Since relocating to Denver, Gutin has served as Gallery Curator and Membership & Program Director at Art Gym Denver, and later as Curator and Engagement Director at PlatteForum and Gallery Director at Visions West Contemporary. He is currently the Gallery Manager at Rocky Mountain College of Art + Design (RMCAD), Co-Director and Co-Curator of Friend of a Friend Gallery, an independent curator, and a board member of Tilt West.
Brice Maiurro (he/him) is a poet and storyteller living in Denver, Colorado. He is the Poetry Editor for Suspect Press and the Editor-In-Chief of South Broadway Ghost Society. He is the author of two collections of poetry, Hero Victim Villain and Stupid Flowers. You can find him at www.maiurro.co.
Assetou Xango (they/them) is a poet and community activist born and raised in Colorado. They have been writing since they were in 8th grade. As a teenager, Xango was featured on HBO’s Brave New Voices 2010. They are a two-time TEDxMileHigh Speaker. Xango has represented Denver in spoken word poetry competitions across the nation and has been featured as one of Westword’s Top 100 Creatives. Their work has been published in Glyph, Santa Fe University of Art and Design’s literary journal.

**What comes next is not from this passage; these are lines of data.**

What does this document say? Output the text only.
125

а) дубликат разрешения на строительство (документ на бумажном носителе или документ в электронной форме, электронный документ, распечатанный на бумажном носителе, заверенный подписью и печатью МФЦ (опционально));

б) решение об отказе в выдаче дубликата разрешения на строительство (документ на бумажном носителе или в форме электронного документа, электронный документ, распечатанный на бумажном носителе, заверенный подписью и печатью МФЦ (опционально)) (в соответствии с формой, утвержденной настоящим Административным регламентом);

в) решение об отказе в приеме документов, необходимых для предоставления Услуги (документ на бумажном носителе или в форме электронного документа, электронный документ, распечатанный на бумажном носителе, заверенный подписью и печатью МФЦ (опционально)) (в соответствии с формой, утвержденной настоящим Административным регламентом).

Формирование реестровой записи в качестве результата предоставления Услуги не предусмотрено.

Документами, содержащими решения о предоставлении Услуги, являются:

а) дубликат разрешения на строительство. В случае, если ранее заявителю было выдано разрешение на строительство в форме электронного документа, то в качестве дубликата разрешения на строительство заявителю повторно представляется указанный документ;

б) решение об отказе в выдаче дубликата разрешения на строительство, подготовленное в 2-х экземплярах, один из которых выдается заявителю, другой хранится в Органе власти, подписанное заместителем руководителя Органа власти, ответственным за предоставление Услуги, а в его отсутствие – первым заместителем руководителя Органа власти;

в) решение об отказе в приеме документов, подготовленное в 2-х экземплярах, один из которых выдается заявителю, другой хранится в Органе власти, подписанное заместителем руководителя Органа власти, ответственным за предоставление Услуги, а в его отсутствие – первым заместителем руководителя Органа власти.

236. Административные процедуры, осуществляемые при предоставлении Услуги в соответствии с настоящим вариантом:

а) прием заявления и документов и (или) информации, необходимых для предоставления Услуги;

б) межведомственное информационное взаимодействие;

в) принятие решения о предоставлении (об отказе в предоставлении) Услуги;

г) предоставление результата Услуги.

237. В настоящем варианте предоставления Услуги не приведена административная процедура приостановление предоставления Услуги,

Xango is currently the Poet Laureate of Aurora, Colorado (2017–2021). They run their own coaching business, helping Black Femmes heal their unworthy stories and live the lives they desire. In all of their work, Xango is dedicated to advancing the visibility and rights of womxn and gender non-conforming people of color and to promoting the use of storytelling to dismantle binaries and divisions.